Epargne verte, fermage rénové, achats étrangers : les propositions des députés
TNC le 05/12/2018 à 18:40
Les députés de la commission des affaires économiques et de celle du développement durable ont adopté leur rapport commun sur le foncier agricole. Ils ont listé 15 propositions pour mieux gérer le foncier pour à la fois faciliter l’installation des jeunes et limiter l’artificialisation des terres. Parmi elles, les députés proposent la création d’une « épargne verte » pour « accompagner la relève générationnelle », une plus grande rigueur dans les documents d’urbanisme, et une régulation accrue des investissements étrangers à l’instar de certains actifs stratégiques.
Après que les dispositions de la loi Sapin 2 sur la gestion du foncier agricole aient été recalées par le Conseil constitutionnel, le député PS Dominique Potier avait demandé à ce qu’une mission parlementaire se penche sur le sujet, en vue d’une loi promise par Emmanuel Macron. Cette mission parlementaire, créée le 24 janvier 2018, et réunissant 19 députés membres de la commission des affaires économiques et de la commission du développement durable, a voté son rapport mardi 4 décembre 2018, après une centaine d’auditions de spécialistes du sujet.
Face à un « changement générationnel d’ampleur », un « défi s’impose : réussir l’installation de jeunes agriculteurs pour assurer le changement de modèle agricole et éviter la mainmise sur le foncier de sociétés dont les projets conduisent à l’extension du modèle intensif », a souligné Anne-Laurence Petel, corapporteure aux côtés de Dominique Potier.
Quinze propositions communes ont été présentée. « Ces dernières nécessiteront des expertises complémentaires, vu la complexité et l’ampleur du sujet », a rappelé Jean-Bernard Sempastous, président de la mission d’information sur la gestion du foncier agricole. « L’arsenal juridique dont nous disposons n’est pas à la hauteur des enjeux. Nous avons une obligation de résultat. »
Parmi les propositions, Dominique Potier suggère de créer une « épargne verte ». Cette dernière viserait à « accompagner la relève générationnelle et la mutation agroécologique, fléchée vers trois bénéficiaires : les agriculteurs eux-mêmes, les groupements fonciers agricoles et les collectifs citoyens comme Terre de liens, ainsi que les collectivités locales qui peuvent jouer un rôle temporaire ou plus durable en termes de portage de foncier. »
La terre aussi protégée que l’eau
Sur le plan qualitatif, Dominique Potier veut inscrire les sols au patrimoine commun de la nation, au même titre que la qualité de l’eau. « Ce principe s’appuierait sur l’article L.110-1 du code de l’urbanisme qui classerait les sols au même niveau de protection que l’eau.

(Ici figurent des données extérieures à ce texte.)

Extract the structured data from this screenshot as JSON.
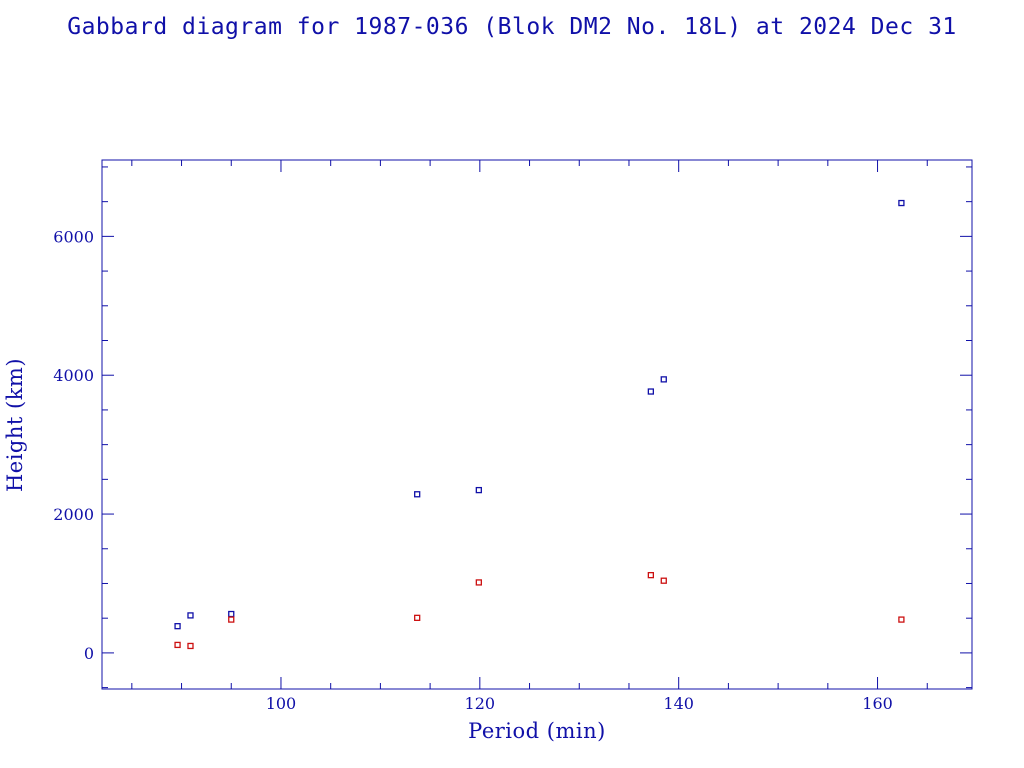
{
  "chart_data": {
    "type": "scatter",
    "title": "Gabbard diagram for 1987-036 (Blok DM2 No. 18L) at 2024 Dec 31",
    "xlabel": "Period (min)",
    "ylabel": "Height (km)",
    "xlim": [
      82,
      169.5
    ],
    "ylim": [
      -520,
      7100
    ],
    "x_ticks": [
      100,
      120,
      140,
      160
    ],
    "y_ticks": [
      0,
      2000,
      4000,
      6000
    ],
    "x_minor_step": 5,
    "y_minor_step": 500,
    "grid": false,
    "series": [
      {
        "color": "#1010a8",
        "points": [
          {
            "x": 89.6,
            "y": 385
          },
          {
            "x": 90.9,
            "y": 540
          },
          {
            "x": 95.0,
            "y": 560
          },
          {
            "x": 113.7,
            "y": 2285
          },
          {
            "x": 119.9,
            "y": 2345
          },
          {
            "x": 137.2,
            "y": 3765
          },
          {
            "x": 138.5,
            "y": 3940
          },
          {
            "x": 162.4,
            "y": 6480
          }
        ]
      },
      {
        "color": "#cc1010",
        "points": [
          {
            "x": 89.6,
            "y": 115
          },
          {
            "x": 90.9,
            "y": 100
          },
          {
            "x": 95.0,
            "y": 480
          },
          {
            "x": 113.7,
            "y": 505
          },
          {
            "x": 119.9,
            "y": 1015
          },
          {
            "x": 137.2,
            "y": 1120
          },
          {
            "x": 138.5,
            "y": 1040
          },
          {
            "x": 162.4,
            "y": 480
          }
        ]
      }
    ]
  }
}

Les zones agricoles protégées deviendraient la règle banale et non plus l’exception. » Par ailleurs, le député veut trouver de nouveaux moyens, notamment par des aides budgétaires, pour renforcer la densité urbaine et ainsi limiter l’étalement urbain. Les députés envisagent de revoir les règles d’urbanisme commercial et industriel.
Plus globalement, le rapport propose de lutter efficacement contre l’artificialisation des terres par une plus grande rigueur des documents d’urbanisme.
Il faudra, dans ce cadre, « faire un inventaire des friches, recenser la totalité des opérations » sur les marchés fonciers, des ventes de terres, des locations, des cessions de part sociales, et même du travail agricole délégué. Les députés veulent faire du Scot le document d’urbanisme de référence. « Il faudra simplifier l’ensemble de la gouvernance territoriale en faisant du Scot le socle de la gestion du foncier et de son usage », a expliqué Anne-Laurence Petel.
Le rôle des Safer devra être redéfini. Les députés préconisent de « renforcer leur action et leur transparence » via un contrôle de tutelle plus marqué et une présence plus forte de l’État dans la gouvernance ».
Des réductions d’impôt pour des fermages plus bas
Le statut du fermage aussi devra être revu, comme l’appellent de leurs vœux depuis des années aussi bien les représentants des propriétaires bailleurs que ceux des fermiers. Cette rénovation du fermage doit donner « plus de souplesse à la fixation des prix dans les zones à fermage dominant en augmentant le seuil au-delà duquel le contrôle des fermages est obligatoire. Pour Jean-Bernard Sempastous, le président de la mission parlementaire, il faut « créer des outils fiscaux incitatifs, un crédit ou une réduction d’impôt pour les propriétaires qui loueraient leurs terres en contrepartie d’une réduction de loyer. »
Et face aux alertes répétées de la FNSafer sur la multiplication des investissements étrangers hors de contrôle sur le foncier agricole français, les parlementaires proposent de les réguler davantage, en inscrivant la terre agricole au même titre que d’autres actifs stratégiques nationaux, comme les ports ou les aéroports.